A fundamental risk management pointer is to properly document your file. As a result, many professionals are great note-takers; they follow-up conversations in writing, confirm strategy and clearly document instructions. These are all risk aversion tools to protect the professional, to hold others to oral commitments, and provide clarity in future disputes. But, professionals cannot take this too far. There is a difference between jotting notes or confirming conversations on the one hand, and secretly recording or transcribing conversations on the other. Such secret recordings may run afoul of state privacy laws and lead to potential civil and criminal liability.
In Dillon v. Seattle Deposition Reporters, LLC, the Washington Court of Appeals considered a claim involving criminal liability against a law firm that surreptitiously transcribed a phone conversation with an adversary for use in litigation. Prior to engaging counsel, the plaintiff arranged to speak with his adversary’s attorney to discuss the underlying lawsuit. In anticipation of the call, the law firm hired a court reporter. When the plaintiff called in, the attorney informed him that the plaintiff would be placed on speaker phone and that there was an “assistant” “who’s writing stuff down.” The court reporter proceeded to transcribe the entire conversation using stenographic equipment. The attorneys subsequently filed a motion to dismiss on their client’s behalf which was supported, in part, by the recorded statements of the plaintiff.
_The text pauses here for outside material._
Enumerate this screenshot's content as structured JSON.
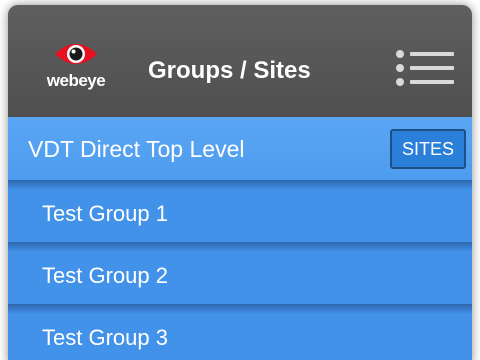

When the plaintiff learned of the secret transcription he filed a separate suit against the attorneys and the court reporting company, alleging violations of the state privacy act. In response, the law firm and the reporting company alleged that their actions were protected by the State anti-SLAPP statutes. Anti-SLAPP statutes have been adopted in more than thirty states, and are intended to provide an expedited procedure for escaping from lawsuits filed to inhibit valid speech or petition rights. Generally, these laws are intended to prevent the filing of harassing lawsuits against someone who is engaged in protected activity, such as free speech or the right to engage in the legal process.
On appeal, the appellate court reversed the trial court and held that the anti-SLAPP statute did not apply to the defendants’ conduct. The court noted that the anti-SLAPP statute covers statements made within a judicial proceeding, but determined that the law did not apply merely because recordings were later filed in a judicial proceeding. The court further determined that the defendants could not take advantage of the anti-SLAPP statute because the gravamen of the claim was the defendant’s transcribing the telephone call and not their subsequent submission of the transcripts in court. Thus, the defendants remain on the hook for this potentially improper recording.
Attorneys and other professionals are in dangerous waters then they record a conversation, whether digitally or by other means. Professionals must be familiar with the applicable privacy laws, which dictate notice requirements prior to recording a conversation. When in doubt, professionals should be sure that all parties are aware of who is listening to the conversation and whether it is being recorded. Failure to provide notice could lead to civil and criminal penalties.